I had the opportunity the other day to converse about the semantic technology business proposition in terms of business development. My interlocutor was a business development consultant who had little prior knowledge of this technology but a background in business development inside a large diversified enterprise.
I will here recap some of the points discussed, since these can be of broader interest.
Why is there no single dominant vendor?
The field is young. We can take the relational database industry as a historical precedent. From the inception of the relational database around 1970, it took 15 years for the relational model to become mainstream. "Mainstream" here does not mean dominant in installed base, but does mean something that one tends to include as a component in new systems. The figure of 15 years might repeat with RDF, from around 1990 for the first beginnings to 2015 for routine inclusion in new systems, where applicable.
This does not necessarily mean that the RDF graph data model (or more properly, EAV+CR; Entity-Attribute-Value + Classes and Relationships) will take the place of the RDBMS as the preferred data backbone. This could mean that RDF model serialization formats will be supported as data exchange mechanisms, and that systems will integrate data extracted by semantic technology from unstructured sources. Some degree of EAV storage is likely to be common, but on-line transactional data is guaranteed to stay pure relational, as EAV is suboptimal for OLTP. Analytics will see EAV alongside relational especially in applications where in-house data is being combined with large numbers of outside structured sources or with other open sources such as information extracted from the web.
EAV offerings will become integrated by major DBMS vendors, as is already the case with Oracle. Specialized vendors will exist alongside these, just as is the case with relational databases.
Can there be a positive reinforcement cycle (e.g., building cars creates a need for road construction, and better roads drive demand for more cars)? Or is this an up-front infrastructure investment that governments make for some future payoff or because of science-funding policies?

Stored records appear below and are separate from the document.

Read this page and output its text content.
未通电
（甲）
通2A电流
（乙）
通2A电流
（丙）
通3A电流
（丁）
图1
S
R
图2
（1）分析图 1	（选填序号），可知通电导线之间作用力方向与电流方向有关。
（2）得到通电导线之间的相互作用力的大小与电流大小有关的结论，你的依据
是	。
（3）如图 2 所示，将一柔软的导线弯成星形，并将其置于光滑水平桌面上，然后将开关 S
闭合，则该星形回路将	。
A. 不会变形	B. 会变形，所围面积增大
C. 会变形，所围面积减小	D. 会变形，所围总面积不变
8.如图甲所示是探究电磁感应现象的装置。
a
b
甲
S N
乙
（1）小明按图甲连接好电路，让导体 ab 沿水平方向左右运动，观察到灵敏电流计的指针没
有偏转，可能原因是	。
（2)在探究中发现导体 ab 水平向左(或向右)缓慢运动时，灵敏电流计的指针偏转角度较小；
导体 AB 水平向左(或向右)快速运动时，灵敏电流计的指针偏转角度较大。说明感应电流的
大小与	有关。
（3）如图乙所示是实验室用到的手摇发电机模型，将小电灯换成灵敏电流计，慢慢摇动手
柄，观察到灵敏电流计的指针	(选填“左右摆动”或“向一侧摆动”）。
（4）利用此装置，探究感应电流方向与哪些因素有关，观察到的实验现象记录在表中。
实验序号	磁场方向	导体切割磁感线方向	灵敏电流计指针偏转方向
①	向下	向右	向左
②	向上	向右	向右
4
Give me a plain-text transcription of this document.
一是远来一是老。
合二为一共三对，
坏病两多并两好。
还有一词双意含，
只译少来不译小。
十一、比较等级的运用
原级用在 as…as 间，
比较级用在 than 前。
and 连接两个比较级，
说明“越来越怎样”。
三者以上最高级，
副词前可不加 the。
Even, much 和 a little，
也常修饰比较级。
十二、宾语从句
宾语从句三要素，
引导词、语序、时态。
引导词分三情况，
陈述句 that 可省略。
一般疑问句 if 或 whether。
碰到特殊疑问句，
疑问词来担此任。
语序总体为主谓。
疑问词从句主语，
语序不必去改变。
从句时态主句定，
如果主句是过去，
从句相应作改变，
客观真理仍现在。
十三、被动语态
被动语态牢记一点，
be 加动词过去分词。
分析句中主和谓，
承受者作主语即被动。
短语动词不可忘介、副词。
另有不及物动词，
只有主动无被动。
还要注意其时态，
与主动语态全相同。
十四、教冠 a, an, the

The Document Web did not start as a government infrastructure initiative. The infrastructure was already built, albeit first originating with the US defense establishment. The Internet became ubiquitous through the adoption of the Web. The general public's adoption of the Web was bootstrapped by all major business and media adopting the Web. They did not adopt the web because they particularly liked it, as it was essentially a threat to the position of media and to the market dominance of big players who could afford massive advertising in this same media. Adopting the web became necessary because of the prohibitive opportunity cost of not adopting it.
A similar process may take place with open data. For example, in E-commerce, vendors do not necessarily welcome easy-and-automatic machine-based comparison of their offerings against those of their competitors. Publishing data will however be necessary in order to be listed at all. Also, in social networks, we have the identity portability movement which strives to open the big social network silos. Data exchange via RDF serializations, as already supported in many places, is the natural enabling technology for this.
Will the web of structured data parallel the development of web 2.0?
Web 2.0 was about the blogosphere, exposure of web site service APIs, creation of affiliate programs, and so forth. If the Document Web was like a universal printing press, where anybody could publish at will, Web 2.0 was a newspaper, bringing the democratization of journalism, creating the blogger, the citizen journalist. The Data Web will create the Citizen Analyst, the Mini Media Mogul (e.g., social-network-driven coops comprised of citizen journalists, analysts, and other content providers such as video and audio producers and publishers). As the blogosphere became an alternative news source to the big media, the web of data may create an ecosystem of alternative data products. Analytics is no longer a government or big business only proposition.
Is there a specifically semantic market or business model, or will semantic technology be exploited under established business models and merged as a component technology into existing offerings?
We have seen a migration from capital expenses to operating expenses in the IT sector in general, as exemplified by cloud computing's Platform as a Service (PaaS) and Software as a Service (SaaS). It is reasonable to anticipate that this trend will continue to Data as a Service (DaaS). Microsoft Odata and Dallas are early examples of this and go towards legitimizing the data as service concept. DaaS is not related to semantic technology per se, but since this will involve integration of data, RDF serializations will be attractive, especially given the takeoff of linked data in general. The data models in Odata are also much like RDF, as both stem from EAV+CR, which makes for easy translation and a degree of inherent interoperability.
The integration of semantic technology into existing web properties and business applications will manifest to the end user as increased serendipity. The systems will be able to provide more relevant and better contextualized data for the user's situation. This applies equally to the consumer and business user cases.
Identity virtualization in the forms of WebID and Webfinger — making first-class de-referenceable identifiers of mailto:
and acct:
schemes — is emerging as a new way to open social network and Web 2.0 data silos.
On the software production side, especially as concerns data integration, the increased schema- and inference-flexibility of EAV will lead to a quicker time to answer in many situations. The more complex the task or the more diverse the data, the higher the potential payoff. Data in cyberspace is mirroring the complexity and diversity of the real world, where heterogeneity and disparity are simply facts of life, and such flexibility is becoming an inescapable necessity.